The 1980 law authorizing the park did not give the Park Service the authority to become owners of the Waterloo properties; authorization to acquire the historic M’Clintock house or other properties would require congressional action. The Park Service accordingly proposed new legislation that would give it the authority to purchase all three properties: the church, the M’Clintock house, and the private residence on the west side. There was no outcry in Waterloo. The community could see that the unused and failing church building and boarded-up historic house next door were a dangerous blight. The Park Service regional office OK’d the new legislative proposal, on the condition it included explicit direction from Congress for the Park Service to demolish the church. Congressional staff made no objection to the demolition after I traveled to Washington to meet with them and show my photographs of the abandoned church with the bulging brick walls held in place only with long metal rods stretched from side to side inside the church and one-by-four boards bolted to the outside of the brick walls.
But Congress, it seemed, did not want to be seen as authorizing demolition of a church. Congress enacted Public Law 98–402 on August 28, 1984, which amended the law establishing the park, to permit the secretary of the interior to acquire title in fee simple to the M’Clintock House and related structures at 14 and 16 East Williams Street, Waterloo. Section 1601(d) addressed the church demolition issue by adding, “Within two years of the acquisition of the property … the Secretary shall have removed all structures from the property that are not relevant to the historic integrity of the McClintock house”—and no mention was included that one of the structures to be demolished was a church.

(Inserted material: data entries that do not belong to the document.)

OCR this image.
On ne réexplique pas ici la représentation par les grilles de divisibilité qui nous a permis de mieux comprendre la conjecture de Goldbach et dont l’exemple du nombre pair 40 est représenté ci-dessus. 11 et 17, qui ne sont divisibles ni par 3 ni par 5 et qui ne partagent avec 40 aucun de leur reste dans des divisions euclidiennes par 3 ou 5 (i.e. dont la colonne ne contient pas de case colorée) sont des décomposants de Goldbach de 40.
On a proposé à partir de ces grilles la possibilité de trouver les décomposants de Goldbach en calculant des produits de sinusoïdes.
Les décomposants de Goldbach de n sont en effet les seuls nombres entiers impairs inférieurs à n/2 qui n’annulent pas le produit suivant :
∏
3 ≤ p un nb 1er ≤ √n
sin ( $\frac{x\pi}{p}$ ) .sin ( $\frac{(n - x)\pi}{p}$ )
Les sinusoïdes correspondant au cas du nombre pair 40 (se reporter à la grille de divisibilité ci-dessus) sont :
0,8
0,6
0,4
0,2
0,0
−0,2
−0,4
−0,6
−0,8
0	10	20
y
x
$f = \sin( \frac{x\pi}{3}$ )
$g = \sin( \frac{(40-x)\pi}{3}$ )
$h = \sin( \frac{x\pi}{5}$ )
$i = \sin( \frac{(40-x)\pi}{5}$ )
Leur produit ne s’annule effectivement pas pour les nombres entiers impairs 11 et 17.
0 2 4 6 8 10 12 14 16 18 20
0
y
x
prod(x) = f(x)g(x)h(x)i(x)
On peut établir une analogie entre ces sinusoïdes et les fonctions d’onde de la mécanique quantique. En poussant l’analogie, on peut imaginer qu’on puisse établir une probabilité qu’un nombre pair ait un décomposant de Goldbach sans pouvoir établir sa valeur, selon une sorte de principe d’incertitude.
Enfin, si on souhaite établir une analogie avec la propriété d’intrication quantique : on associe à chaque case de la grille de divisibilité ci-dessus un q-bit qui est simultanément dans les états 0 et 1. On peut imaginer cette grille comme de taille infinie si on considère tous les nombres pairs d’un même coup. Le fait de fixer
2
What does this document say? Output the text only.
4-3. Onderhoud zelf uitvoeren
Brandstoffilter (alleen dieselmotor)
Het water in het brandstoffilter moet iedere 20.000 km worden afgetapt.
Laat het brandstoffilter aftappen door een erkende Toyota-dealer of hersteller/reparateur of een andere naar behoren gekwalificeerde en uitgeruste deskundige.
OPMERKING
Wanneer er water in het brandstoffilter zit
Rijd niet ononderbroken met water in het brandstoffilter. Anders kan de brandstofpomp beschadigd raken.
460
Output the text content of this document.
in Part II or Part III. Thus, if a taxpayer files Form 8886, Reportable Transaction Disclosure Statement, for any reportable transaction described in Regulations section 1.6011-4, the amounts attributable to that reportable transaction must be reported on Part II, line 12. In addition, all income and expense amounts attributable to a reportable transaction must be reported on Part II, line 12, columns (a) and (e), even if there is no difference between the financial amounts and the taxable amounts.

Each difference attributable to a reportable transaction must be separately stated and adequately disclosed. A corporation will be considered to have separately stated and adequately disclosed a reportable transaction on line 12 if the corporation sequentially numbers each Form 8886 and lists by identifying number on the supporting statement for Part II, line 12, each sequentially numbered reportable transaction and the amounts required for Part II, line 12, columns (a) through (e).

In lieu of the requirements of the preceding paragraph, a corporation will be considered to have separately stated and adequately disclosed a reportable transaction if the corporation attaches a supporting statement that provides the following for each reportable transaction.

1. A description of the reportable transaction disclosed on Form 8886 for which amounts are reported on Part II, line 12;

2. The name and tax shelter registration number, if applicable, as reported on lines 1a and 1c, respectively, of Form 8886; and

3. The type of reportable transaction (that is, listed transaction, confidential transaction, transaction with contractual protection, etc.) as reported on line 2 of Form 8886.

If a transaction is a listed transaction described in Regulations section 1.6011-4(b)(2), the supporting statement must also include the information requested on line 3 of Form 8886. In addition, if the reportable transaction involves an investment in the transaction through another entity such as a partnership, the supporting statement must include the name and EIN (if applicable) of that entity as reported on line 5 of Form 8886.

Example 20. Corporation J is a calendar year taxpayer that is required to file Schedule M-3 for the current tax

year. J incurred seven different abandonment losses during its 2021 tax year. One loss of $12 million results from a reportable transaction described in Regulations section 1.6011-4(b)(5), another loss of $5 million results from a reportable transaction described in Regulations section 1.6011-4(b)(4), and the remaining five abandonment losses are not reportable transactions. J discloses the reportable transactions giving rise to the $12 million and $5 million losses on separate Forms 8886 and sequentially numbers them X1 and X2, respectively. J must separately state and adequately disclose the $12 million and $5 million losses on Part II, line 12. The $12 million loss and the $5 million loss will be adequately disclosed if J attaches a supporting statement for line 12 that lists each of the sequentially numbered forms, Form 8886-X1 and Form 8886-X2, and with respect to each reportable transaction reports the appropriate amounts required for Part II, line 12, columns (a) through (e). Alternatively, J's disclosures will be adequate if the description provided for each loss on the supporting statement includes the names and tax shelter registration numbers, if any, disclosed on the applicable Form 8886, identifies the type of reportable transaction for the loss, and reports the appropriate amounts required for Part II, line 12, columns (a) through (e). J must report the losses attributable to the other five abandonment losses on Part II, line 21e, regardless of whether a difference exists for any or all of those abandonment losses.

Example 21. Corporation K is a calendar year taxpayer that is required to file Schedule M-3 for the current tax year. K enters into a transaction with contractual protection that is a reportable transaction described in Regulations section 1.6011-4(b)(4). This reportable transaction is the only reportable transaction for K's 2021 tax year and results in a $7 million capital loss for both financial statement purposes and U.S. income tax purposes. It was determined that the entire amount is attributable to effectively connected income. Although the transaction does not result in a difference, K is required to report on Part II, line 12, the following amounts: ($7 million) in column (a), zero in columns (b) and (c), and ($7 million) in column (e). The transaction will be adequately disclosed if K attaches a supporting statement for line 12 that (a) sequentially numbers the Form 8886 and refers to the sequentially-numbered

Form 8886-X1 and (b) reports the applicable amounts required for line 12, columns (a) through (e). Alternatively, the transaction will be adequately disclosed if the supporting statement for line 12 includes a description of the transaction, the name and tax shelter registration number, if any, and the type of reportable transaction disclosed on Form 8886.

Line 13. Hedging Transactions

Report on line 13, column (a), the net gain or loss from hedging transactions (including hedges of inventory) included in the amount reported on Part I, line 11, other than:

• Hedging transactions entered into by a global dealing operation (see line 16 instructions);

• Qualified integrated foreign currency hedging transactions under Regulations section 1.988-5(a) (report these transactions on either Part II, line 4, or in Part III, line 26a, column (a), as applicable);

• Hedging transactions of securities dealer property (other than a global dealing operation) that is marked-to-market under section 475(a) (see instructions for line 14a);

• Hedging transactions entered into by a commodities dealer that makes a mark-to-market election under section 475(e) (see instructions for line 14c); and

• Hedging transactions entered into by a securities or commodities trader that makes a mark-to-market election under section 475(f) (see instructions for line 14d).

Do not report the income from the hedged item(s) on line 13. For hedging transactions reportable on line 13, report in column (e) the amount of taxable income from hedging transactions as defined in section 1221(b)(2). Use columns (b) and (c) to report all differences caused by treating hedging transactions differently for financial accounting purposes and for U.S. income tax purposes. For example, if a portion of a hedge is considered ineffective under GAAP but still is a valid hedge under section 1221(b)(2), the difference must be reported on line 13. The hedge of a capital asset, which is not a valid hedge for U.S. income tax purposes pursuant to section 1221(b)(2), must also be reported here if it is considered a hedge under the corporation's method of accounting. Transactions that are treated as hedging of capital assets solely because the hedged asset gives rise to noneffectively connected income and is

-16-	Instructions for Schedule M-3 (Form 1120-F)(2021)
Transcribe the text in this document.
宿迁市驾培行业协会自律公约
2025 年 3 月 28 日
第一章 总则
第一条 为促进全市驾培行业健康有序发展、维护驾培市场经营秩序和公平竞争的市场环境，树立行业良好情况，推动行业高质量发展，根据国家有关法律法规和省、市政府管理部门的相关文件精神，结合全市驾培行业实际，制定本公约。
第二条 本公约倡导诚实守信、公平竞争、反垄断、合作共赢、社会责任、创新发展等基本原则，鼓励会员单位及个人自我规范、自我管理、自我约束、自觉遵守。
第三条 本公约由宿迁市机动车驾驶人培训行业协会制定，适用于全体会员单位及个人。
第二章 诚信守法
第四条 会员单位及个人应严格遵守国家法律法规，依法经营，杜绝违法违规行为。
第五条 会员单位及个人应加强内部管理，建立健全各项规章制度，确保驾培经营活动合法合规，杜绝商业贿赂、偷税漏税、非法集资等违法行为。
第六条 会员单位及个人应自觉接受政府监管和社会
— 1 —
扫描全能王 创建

The park hired a contractor to carefully demolish the church, and the M’Clintock house was stabilized. Funding to restore the house was awarded just prior to the time I transferred from the park to working in Washington. The house is now fully restored and open to the public.
The owners of the Hunt house were at the time still unwilling to sell their home to the Park Service. I continued with my strategy of choosing the possible and not wading into territory that could raise the ire of the administration, the Park Service, or the communities. In 2000, further legislation authorized the purchase of the Hunt house for inclusion in the park.
Additional legislation enacted during my tenure as superintendent also included raising the cap on funding for land acquisition and development, and authorizing the acquisition of additional parcels around the Stanton house so that the property could be accurately interpreted. Legislation also removed the Amelia Bloomer house from the authorizing legislation. Park Service research determined that the supposed Bloomer house close to the Stanton house had been rented for only a few weeks and that Bloomer had actually lived in a house several blocks away, which had been demolished.
It took only a very quick eleven months for Congress to pass the legislation during the Carter administration. It is probable it would never have passed during the administration of Ronald Reagan.